Built to thrill
Roller coaster enthusiasts won't be disappointed when they step off Busch Gardens' new coaster.
By JAY CRIDLIN
Published May 21, 2005
TAMPA - Maybe it's the odd sight of a capital letter mid word. Or the brazen disregard for the "I before E" rule.
Whatever the reason, the name of Busch Gardens' new roller coaster - SheiKra - does not exactly roll off the tongue. It's not "Shakira," like the Colombian pop singer, nor is it "Shriek-a," which wouldn't be a bad name for a roller coaster, kind of like the Screamer or the Howler.
No, it's SHEEK-ra and it opens to the public today.
This new coaster towers above its five Busch Gardens counterparts - Python, Scorpion, Kumba, Montu and Gwazi - giving riders a commanding view, two grin-clenching drops and a smooth, soaring ride that feels more like hang gliding or skydiving than riding a rail.
SheiKra stakes its claim as Florida's tallest roller coaster, North America's first vertical dive coaster, and the world's tallest dive coaster, among many other superlatives.

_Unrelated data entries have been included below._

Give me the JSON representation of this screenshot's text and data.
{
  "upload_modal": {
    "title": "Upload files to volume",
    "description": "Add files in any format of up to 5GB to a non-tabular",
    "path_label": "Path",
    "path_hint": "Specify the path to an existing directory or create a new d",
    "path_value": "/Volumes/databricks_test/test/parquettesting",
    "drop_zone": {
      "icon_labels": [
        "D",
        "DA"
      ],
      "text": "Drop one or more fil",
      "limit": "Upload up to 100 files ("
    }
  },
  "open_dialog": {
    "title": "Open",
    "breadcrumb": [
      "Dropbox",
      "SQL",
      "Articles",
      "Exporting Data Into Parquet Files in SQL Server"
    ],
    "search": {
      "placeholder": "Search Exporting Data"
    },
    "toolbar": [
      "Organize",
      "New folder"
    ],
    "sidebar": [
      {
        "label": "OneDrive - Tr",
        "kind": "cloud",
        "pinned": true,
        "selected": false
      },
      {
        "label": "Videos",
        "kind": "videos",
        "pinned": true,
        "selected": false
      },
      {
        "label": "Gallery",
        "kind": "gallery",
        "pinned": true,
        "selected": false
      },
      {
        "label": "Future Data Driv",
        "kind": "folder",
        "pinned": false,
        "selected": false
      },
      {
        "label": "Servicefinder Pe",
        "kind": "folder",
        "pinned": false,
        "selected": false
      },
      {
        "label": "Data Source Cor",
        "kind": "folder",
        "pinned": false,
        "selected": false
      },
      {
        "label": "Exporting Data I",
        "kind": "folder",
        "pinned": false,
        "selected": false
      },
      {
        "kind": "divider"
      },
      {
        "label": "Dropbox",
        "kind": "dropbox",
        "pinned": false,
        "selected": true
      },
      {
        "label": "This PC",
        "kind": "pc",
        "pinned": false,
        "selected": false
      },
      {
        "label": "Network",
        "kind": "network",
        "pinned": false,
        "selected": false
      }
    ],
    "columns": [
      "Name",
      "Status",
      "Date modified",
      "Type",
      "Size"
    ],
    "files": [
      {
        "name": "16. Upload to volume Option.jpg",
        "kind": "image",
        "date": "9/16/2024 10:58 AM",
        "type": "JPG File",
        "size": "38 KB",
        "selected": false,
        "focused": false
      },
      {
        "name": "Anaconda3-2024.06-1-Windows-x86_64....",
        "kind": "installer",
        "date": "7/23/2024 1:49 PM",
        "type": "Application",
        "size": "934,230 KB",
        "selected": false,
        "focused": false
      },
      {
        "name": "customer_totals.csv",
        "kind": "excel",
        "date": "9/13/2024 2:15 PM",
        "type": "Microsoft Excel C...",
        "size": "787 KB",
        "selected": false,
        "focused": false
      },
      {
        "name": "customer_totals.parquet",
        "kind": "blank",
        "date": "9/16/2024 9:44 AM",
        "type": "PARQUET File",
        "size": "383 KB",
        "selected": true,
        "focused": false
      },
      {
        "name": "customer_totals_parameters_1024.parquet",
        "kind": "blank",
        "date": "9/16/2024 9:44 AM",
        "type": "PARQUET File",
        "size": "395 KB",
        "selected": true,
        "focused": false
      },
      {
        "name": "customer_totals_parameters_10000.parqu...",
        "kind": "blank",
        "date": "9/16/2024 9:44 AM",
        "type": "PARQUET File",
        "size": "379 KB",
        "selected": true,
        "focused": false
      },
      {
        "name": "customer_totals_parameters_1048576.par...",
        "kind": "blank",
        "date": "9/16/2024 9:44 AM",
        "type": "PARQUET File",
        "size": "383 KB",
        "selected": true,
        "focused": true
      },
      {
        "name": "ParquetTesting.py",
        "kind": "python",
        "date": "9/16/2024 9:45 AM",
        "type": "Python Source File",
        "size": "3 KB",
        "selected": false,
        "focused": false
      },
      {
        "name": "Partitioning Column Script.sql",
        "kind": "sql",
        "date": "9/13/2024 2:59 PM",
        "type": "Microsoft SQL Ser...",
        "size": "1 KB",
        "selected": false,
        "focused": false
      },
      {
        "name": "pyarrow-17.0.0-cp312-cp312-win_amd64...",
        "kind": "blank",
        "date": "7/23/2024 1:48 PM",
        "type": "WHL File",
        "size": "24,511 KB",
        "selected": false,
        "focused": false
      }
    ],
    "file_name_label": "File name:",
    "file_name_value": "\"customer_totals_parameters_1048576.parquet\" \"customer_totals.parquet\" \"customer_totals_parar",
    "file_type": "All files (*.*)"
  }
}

So breathless have park officials been in hyping SheiKra that they brought astronauts Rick Searfoss and Story Musgrave to sing its praises during a preview Thursday. Searfoss said SheiKra's 90-degree dropoff was similar to the moment of passing into weightlessness.
Florida Coaster Club president Marc Meagher likens SheiKra's drop to that of the longer, faster Millennium Force at Ohio's Cedar Point. "But it's only 82 degrees. It's not vertical," said Meagher, who after only three rides rated SheiKra among the top 10 of the 185 coasters he has ridden.
SheiKra's three-row, 24-seat train exits its shed to the east, dipping into a right turn to initiate the ride's steep, 200-foot incline. As with Gwazi, Busch Gardens' last new roller coaster, it's only after you're on your way up that you can fully grasp SheiKra's massive size. Gwazi, a gigantic fortress of wooden planks, appears startlingly tiny and fragile from SheiKra's pinnacle.
The view from the top is almost worth a second cycle through the line just to search for landmarks on the horizon: gypsum stacks in Gibsonton, Raymond James Stadium, the skylines of Tampa and St. Petersburg. Some swear you can see the Sunshine Skyway on a clear day.
The train then pulls a U-turn and heads toward the 90-degree drop, where it teeters on the precipice for four seconds - which feel like four minutes - giving you a nearly unobstructed view of the entire park. Of course, if you're in the first or second row, you're probably staring straight down the track.
Then everything comes down. Straight down. Two hundred feet of record-breaking, 70-mph, free-falling down-ness. The drop, SheiKra's most celebrated selling point, is scarily steep; thankfully, the laws of gravity demand it end in two blinks of an eye.
The ensuing 165-foot Immelmann loop - named for ace World War I pilot Max Immelmann - takes advantage of the natural high one gets after surviving such a steep drop, flinging you into an exhilarating loop, then barrel-rolling back into a wide, sweeping curve. (For comparison, Montu also has an Immelmann loop, but it's only about 90 feet tall.)
The ride slows briefly atop another plateau, then everything drops again, 138 feet straight down through a tunnel running beneath a crystal-blue pond. When the train emerges, it spins up into a spectacular spiral, then back down into the pond.
Well, sort of. The trains are outfitted with scoops that dip into the water, spraying giant roostertails from the back of the train and onto the walkway beneath the tracks. Riders in the back will get a little misty, and those in the front and middle may catch a few drops once the coaster passes back underneath the wet tracks on its way to the station.
The entire ride lasts three minutes.
Drawbacks? There's the wait. As with any new coaster, park officials expect this to be a busy summer for SheiKra, with longer-than-normal waits. Early in the afternoon, the super-steep incline leaves you staring into the hot summer sun, unable to take full advantage of the magnificent vista.
And while no one is complaining that SheiKra boasts two 90-degree drops instead of one, there's no denying that the first far outshines the second.
Despite its sheer size and dominance of the Busch Gardens landscape, despite its majestic swoops and record-setting drops, the coaster likely will still inspire debate among park visitors.
Some are sure to still prefer Montu's dizzying inversions, Kumba's rib-rattling rumble or Gwazi's grab-your-hairpiece, grit-your-dentures abandon. But SheiKra was designed to complement Busch Gardens' five other major coasters, not to render them obsolete.